Bilindiği gibi taş ocağı açılması için ÇED raporu gerekli olduğu halde bu kriter dikkate alınmayarak ÇED raporu gerekli değildir raporu verilmiştir. Bu durum bizce bölgeyi tanımamak ve çevresel etkileri dikkate almadan tamamen ranta dönük bir izindir. Bunu kabul etmemiz asla mümkün değildir.
Burada yapılacak olan bir taş ocağı işletmesi, içinde bulunduğumuz vadiden her gün esen deniz yeliyle tozu havamızı, dinamit patlamalarıyla su kaynaklarımızı tehdit edecektir. Gürültüsü şiddetiyle evlerimizde oturamaz hale geleceğiz.
Yörede bulunan ve atalarımız tarafından yaşam alanı sığınma yeri olan Çoban Mağarasındaki milyonlarca yılda oluşan sarkıtlarımız yok olacak, çevredeki Romalılardan kalan Tol Kalesi geri gelmez şekilde tahrip olacaktır.

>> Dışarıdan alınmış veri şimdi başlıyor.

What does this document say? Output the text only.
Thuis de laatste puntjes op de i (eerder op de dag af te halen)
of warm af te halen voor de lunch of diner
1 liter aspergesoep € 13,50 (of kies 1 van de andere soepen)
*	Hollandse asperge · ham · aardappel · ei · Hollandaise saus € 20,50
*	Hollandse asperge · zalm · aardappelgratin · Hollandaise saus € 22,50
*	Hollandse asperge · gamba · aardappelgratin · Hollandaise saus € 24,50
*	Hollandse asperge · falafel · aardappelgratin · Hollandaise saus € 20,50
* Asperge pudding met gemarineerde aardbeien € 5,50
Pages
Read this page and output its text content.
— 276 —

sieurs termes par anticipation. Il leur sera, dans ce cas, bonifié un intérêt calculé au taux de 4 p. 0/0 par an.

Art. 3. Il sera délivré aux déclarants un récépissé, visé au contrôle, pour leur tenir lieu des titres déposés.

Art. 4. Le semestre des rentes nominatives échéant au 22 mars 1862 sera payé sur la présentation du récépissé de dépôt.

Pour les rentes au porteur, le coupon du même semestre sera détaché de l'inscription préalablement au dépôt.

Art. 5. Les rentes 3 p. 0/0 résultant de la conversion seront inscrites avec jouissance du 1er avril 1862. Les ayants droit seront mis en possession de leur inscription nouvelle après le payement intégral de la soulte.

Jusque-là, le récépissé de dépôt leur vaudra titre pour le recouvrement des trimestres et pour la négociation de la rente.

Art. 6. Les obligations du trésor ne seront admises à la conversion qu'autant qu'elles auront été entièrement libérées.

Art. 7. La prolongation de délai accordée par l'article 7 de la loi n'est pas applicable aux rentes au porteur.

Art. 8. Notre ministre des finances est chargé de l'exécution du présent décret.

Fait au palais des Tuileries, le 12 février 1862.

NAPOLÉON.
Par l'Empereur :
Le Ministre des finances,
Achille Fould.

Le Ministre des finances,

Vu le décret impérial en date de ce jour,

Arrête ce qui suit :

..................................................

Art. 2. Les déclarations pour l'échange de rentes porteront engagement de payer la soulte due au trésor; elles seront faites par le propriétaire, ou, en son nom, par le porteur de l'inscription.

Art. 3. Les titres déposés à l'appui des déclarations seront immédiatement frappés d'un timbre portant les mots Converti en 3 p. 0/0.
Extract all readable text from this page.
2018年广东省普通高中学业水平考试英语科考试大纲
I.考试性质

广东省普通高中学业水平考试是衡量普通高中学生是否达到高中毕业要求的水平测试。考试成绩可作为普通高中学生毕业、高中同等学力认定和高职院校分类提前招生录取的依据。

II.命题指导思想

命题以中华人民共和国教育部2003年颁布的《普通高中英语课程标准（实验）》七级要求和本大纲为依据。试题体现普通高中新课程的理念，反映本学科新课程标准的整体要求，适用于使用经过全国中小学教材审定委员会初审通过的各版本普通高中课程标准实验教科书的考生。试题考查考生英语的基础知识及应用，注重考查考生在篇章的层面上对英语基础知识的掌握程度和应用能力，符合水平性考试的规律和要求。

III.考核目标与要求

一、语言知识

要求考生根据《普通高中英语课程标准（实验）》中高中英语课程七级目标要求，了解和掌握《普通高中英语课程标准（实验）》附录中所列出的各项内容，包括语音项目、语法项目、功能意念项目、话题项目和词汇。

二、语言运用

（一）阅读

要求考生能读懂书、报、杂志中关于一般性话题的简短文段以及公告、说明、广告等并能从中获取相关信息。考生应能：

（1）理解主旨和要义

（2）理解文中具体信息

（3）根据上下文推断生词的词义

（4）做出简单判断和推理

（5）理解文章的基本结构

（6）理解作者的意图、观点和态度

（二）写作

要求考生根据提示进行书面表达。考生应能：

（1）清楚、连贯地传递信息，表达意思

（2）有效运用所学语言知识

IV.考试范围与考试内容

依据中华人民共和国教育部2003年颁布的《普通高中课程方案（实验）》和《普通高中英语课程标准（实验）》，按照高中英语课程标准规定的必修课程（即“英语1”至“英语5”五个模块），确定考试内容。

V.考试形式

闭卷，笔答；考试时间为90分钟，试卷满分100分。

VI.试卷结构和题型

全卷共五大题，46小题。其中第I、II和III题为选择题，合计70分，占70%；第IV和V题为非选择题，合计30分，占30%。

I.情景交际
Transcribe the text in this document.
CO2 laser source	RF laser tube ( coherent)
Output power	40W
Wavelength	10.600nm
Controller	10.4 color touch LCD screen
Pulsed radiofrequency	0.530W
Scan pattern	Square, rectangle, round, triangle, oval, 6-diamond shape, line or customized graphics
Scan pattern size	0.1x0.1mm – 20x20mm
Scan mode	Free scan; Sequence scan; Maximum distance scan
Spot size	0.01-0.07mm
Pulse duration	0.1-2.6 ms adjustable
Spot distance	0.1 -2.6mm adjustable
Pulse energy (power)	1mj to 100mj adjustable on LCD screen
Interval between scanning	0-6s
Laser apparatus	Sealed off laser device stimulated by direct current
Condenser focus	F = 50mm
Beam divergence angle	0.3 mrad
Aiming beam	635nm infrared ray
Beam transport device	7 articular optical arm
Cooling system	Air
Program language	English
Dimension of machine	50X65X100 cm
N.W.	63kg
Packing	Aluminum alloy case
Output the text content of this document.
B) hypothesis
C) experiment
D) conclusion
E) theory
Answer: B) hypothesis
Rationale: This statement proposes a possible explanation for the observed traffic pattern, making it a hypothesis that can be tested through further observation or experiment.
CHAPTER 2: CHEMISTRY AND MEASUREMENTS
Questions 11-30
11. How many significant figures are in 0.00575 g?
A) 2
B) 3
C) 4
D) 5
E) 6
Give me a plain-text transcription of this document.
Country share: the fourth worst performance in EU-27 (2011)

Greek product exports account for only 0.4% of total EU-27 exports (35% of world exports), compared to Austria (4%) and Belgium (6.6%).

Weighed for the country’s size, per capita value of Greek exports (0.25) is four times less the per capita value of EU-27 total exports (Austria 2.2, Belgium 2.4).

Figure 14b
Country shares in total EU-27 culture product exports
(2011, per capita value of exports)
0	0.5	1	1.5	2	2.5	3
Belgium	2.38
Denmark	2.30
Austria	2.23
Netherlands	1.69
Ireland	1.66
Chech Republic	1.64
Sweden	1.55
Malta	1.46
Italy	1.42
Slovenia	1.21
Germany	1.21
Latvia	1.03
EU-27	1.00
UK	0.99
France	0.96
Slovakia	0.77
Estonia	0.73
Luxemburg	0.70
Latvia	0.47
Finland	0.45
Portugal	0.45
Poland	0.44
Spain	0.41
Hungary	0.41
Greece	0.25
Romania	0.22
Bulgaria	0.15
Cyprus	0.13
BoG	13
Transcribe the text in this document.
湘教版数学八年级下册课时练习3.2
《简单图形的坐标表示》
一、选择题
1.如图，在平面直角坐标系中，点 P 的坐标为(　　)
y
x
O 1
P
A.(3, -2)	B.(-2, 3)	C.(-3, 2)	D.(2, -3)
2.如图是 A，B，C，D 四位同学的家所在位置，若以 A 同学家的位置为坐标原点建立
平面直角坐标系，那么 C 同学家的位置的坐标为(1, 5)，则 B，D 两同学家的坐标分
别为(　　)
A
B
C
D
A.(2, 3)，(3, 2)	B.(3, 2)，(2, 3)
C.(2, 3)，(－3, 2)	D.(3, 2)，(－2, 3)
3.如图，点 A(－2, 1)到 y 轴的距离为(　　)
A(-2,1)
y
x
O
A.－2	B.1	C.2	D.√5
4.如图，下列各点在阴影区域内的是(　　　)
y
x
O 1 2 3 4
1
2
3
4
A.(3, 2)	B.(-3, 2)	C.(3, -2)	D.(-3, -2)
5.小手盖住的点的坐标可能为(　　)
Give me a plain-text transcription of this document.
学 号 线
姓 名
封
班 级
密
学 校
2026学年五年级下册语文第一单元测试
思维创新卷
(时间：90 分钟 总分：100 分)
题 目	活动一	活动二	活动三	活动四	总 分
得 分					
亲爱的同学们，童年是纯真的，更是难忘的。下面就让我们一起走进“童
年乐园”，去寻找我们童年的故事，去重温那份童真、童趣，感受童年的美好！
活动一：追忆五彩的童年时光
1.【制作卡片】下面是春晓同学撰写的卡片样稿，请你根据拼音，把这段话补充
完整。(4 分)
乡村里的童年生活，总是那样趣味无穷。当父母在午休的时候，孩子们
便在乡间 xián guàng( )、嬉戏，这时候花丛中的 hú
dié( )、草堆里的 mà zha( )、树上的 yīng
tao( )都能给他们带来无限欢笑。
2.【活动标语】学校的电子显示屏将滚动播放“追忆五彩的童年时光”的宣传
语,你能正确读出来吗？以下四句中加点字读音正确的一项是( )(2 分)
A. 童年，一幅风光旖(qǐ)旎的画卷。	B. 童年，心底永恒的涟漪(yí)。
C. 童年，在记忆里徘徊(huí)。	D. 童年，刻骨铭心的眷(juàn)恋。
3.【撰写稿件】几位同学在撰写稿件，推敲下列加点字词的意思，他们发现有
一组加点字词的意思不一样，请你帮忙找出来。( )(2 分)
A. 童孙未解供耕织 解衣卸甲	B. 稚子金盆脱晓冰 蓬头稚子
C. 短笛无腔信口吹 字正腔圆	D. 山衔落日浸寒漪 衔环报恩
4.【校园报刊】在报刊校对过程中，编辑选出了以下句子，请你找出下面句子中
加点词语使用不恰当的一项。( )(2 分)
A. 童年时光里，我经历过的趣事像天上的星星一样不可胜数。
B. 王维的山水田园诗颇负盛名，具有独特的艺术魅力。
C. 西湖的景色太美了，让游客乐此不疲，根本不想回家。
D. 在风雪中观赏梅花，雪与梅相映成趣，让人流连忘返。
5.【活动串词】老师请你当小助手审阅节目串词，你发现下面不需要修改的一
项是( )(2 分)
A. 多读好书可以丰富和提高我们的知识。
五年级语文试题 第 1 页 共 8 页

Yöremiz geçim kaynağı olan hayvancılık, arıcılık, zeytin, bağ ve bahçelerimiz olumsuz etkilenecek hatta bitecektir. Tüm bunların anlamı rant uğruna yörede yaşayan bizleri yok saymak, bize can veren doğamıza ihanettir. Unutmayalım ki biz atalarımızın çarık izlerinin olduğu bu dağları torunlarımıza aldığımız gibi devretmek için sonuna kadar mücadele edeceğiz.
Kıymetli köylülerim…
Sakın ha! Kimse bu projeye güvenerek tarlasını arazisini satmaya yeltenmesin! Bizim ne satılacak tarlamız ne taşımız nede toprağımız var. Burada yapılması planlanan tesis insanların hayatı ile oynayacaktır. Halk olarak burada böyle bir işletme açılmasını ASLA istemiyoruz.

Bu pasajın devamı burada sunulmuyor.